The other kind of fat titty is the dark side. The one no one at all wants to see. It is the one where the titty didn’t grow in size with the rest of the body and pretty much just flattened out like a deflated balloon against the fat disgusting body of the lard ass carrying it. Unfortunately though this one is less common in general, this is the one you will encounter the most at a motorcycle rally. Usually during the day it will be under a leather vest which is always unbuttoned, and no other form of coverage.
Before we go on, let me ask you a question. During Fat Tit example one you were picturing a fat black woman and during example two it was an old white woman huh? Eh, maybe its just me, but that is the imaging I had.
The good titties I shouldn’t need to describe. You should know what a good titty looks like all on your own. I will say this, more than likely between the two you will see the fake titty out at a rally, while the perky, young, firm natural titty is a bit more elusive. This is usually because the fake titty was paid for and the owner wants to display the goods. I had many a fake tit in my hand, on my face, and generally rubbed on my body this weekend. The natural titty on the other hand, is harder to find because if it really looks that good, it probably belongs to a girl in her mid twenties to early thirties. Not always but usually. The fact is not a lot of younger girls come to the rally, it is usually mid 30s and on. The ones that do are usually Tub girls who don’t get naked unless you tip them well.
Any how as the night went on, I had a pretty good time. No complaints for the most part, but then it became time to go. We were going to venture from main street Sturgis up to the Full Throttle Saloon. On the way to where we parked we passed the Jesus hippies again. It was maybe 10:30 pm, and an old familiar smell rolled in to my nostrils. That old sticky icky icky. Some one was roasting a bud nearby. I pulled a Toucan Sam and followed my nose. Sure enough the same group of ass holes who gave me shit for drinking whiskey with my turkey leg were toking in the back yard. Puff Puff Pass that shit to Jesus.
Normally I don’t give a damn with how others choose to get messed up, and I am not completely opposed to marijuana. I have danced with Mary a time or thirty myself. My gripe was with the fact that cut it any way you want, argue for legalization all you want, but weed is still a drug. If I remember correctly, according to these holier than thou douche bags, drugs and alcohol destroyed God’s temple. Well luckily for me, we brought the car tonight because it looked like rain was eminent, so I walked over, popped the trunk and took out the ten remaining bottle rockets I had been saving since the fourth of July. I fired them off in their general direction while singing Amazing Grace. Those hippies moved pretty fast, gee I hope the cops didn’t come by to investigate, otherwise some one would probably be in trouble for possession of an illegal substance.
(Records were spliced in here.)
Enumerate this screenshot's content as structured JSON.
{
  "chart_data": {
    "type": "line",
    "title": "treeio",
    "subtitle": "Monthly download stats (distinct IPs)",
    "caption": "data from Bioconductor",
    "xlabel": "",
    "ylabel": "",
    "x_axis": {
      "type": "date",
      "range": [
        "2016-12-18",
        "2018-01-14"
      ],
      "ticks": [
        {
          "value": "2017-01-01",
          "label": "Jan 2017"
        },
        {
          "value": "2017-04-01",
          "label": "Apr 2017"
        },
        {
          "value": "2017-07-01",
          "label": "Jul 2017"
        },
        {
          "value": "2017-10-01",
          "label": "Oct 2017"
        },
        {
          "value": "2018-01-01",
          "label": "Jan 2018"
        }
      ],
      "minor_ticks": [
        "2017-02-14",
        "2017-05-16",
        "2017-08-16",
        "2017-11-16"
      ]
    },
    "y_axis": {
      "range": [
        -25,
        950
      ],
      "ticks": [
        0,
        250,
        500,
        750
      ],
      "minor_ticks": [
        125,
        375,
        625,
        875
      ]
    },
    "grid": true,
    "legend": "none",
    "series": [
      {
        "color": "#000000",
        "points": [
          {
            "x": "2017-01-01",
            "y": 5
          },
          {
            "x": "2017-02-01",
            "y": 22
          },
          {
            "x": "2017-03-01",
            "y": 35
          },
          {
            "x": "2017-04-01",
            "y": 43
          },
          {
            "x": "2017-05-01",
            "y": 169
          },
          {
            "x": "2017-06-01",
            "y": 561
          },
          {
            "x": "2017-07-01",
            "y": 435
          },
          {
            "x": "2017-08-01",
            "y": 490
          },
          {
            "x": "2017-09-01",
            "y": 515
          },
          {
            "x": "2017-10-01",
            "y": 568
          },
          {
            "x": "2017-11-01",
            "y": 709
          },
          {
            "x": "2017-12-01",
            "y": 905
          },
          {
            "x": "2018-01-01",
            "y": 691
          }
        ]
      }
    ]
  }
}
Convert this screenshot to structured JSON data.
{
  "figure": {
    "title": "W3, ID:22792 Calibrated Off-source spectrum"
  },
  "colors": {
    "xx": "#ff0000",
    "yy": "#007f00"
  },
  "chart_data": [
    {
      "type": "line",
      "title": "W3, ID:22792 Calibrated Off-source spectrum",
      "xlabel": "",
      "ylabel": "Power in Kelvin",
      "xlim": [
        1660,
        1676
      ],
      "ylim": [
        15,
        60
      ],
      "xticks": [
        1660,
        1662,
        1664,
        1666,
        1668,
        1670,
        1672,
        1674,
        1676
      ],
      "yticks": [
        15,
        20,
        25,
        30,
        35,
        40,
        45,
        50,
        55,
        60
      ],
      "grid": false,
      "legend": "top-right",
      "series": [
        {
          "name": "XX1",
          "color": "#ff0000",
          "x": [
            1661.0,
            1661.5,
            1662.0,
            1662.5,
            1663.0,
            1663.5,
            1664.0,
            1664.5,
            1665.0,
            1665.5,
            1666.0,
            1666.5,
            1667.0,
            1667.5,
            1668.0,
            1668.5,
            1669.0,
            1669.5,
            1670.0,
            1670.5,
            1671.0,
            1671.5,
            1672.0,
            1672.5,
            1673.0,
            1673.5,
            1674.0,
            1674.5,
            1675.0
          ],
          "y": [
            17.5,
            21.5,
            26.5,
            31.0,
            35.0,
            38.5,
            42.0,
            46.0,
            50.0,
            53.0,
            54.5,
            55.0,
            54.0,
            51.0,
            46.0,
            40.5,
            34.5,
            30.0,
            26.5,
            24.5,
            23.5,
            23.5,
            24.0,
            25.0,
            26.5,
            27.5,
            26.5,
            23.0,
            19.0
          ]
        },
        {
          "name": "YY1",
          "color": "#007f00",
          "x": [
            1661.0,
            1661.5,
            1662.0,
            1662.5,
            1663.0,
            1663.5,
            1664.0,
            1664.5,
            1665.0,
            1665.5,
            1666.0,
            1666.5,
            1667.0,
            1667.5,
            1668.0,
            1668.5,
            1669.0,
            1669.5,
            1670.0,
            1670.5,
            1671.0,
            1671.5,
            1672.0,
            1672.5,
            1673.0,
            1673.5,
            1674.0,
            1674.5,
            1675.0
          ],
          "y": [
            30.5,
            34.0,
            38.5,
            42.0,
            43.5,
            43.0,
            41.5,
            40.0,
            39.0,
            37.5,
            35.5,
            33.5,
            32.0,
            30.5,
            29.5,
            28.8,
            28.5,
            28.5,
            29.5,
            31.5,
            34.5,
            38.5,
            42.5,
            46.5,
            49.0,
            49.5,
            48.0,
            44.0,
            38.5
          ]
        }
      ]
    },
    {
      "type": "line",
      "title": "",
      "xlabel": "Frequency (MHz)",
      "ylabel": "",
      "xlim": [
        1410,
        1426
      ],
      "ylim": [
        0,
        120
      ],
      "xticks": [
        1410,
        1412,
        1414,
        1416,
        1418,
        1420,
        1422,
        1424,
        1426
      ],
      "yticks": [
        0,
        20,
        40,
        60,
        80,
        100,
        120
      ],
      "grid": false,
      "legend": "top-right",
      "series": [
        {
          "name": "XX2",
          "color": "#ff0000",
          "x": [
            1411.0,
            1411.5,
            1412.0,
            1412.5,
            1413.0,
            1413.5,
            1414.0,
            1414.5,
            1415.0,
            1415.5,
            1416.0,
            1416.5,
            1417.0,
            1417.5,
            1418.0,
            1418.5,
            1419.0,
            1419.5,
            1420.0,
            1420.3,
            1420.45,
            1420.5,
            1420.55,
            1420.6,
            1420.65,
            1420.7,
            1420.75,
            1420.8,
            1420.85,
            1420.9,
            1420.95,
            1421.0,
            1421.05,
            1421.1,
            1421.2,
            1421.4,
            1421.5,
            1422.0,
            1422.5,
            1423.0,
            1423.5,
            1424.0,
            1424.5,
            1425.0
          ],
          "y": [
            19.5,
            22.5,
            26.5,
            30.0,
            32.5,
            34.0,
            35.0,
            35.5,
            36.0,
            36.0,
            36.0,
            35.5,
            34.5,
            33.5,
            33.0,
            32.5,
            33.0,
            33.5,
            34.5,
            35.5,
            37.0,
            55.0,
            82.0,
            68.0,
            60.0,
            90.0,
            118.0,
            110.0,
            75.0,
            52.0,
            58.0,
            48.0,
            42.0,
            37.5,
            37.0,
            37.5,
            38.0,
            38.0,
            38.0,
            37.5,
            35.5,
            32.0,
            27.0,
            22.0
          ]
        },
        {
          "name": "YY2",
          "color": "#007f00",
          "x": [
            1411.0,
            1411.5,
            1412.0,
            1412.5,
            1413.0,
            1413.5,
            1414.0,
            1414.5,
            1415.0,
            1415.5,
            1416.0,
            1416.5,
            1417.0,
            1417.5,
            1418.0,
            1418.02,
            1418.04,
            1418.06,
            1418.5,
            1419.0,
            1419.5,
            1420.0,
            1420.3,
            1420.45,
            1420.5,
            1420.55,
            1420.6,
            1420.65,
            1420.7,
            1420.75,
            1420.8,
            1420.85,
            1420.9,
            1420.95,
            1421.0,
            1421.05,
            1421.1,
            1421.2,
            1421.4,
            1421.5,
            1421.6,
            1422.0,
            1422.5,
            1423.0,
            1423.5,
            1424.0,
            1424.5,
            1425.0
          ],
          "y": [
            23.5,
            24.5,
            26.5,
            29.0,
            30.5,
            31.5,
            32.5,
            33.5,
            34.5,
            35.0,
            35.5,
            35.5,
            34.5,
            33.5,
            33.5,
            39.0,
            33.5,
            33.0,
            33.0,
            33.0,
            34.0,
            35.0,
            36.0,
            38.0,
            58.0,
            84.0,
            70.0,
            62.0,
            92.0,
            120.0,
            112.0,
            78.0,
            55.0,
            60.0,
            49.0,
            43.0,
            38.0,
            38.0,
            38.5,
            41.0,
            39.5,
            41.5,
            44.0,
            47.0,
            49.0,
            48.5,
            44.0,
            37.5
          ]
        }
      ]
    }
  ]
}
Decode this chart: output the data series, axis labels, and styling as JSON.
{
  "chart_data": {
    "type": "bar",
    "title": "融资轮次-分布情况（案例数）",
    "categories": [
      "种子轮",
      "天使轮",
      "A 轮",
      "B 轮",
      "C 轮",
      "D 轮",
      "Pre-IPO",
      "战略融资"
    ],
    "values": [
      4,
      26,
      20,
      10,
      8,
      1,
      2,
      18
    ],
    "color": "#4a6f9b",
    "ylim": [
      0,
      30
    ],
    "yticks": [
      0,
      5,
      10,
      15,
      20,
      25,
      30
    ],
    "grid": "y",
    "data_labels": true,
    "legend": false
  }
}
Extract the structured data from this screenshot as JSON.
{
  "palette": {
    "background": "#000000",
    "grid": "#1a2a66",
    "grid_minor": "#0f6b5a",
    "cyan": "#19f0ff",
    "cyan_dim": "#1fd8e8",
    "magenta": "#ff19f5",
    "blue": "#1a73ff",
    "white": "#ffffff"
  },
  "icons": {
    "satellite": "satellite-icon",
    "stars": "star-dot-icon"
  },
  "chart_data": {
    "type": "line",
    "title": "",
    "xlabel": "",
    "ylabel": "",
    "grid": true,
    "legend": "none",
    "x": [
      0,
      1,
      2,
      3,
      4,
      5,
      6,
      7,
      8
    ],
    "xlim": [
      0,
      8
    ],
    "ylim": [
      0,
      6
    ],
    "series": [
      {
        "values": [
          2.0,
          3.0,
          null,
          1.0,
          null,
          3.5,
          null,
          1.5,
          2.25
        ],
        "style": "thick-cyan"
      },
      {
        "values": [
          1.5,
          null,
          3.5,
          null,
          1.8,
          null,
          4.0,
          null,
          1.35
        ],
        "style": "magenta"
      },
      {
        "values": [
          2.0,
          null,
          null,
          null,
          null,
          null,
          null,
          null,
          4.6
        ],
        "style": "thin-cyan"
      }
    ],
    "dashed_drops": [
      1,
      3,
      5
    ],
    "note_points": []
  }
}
Ass holes.
Saturday was pretty uneventful at the rally. Drank more, saw more titty and made some nasty bitch cry by knocking her down a few pegs. I slept it off through Sunday and now it is Monday and I am letting things piss me off for tomorrow’s rant. To the hippies, ass holes who charge to fucking much for the most abundant thing on the planet, and all the nasty nasty tits out there..FUCK ALL THAT.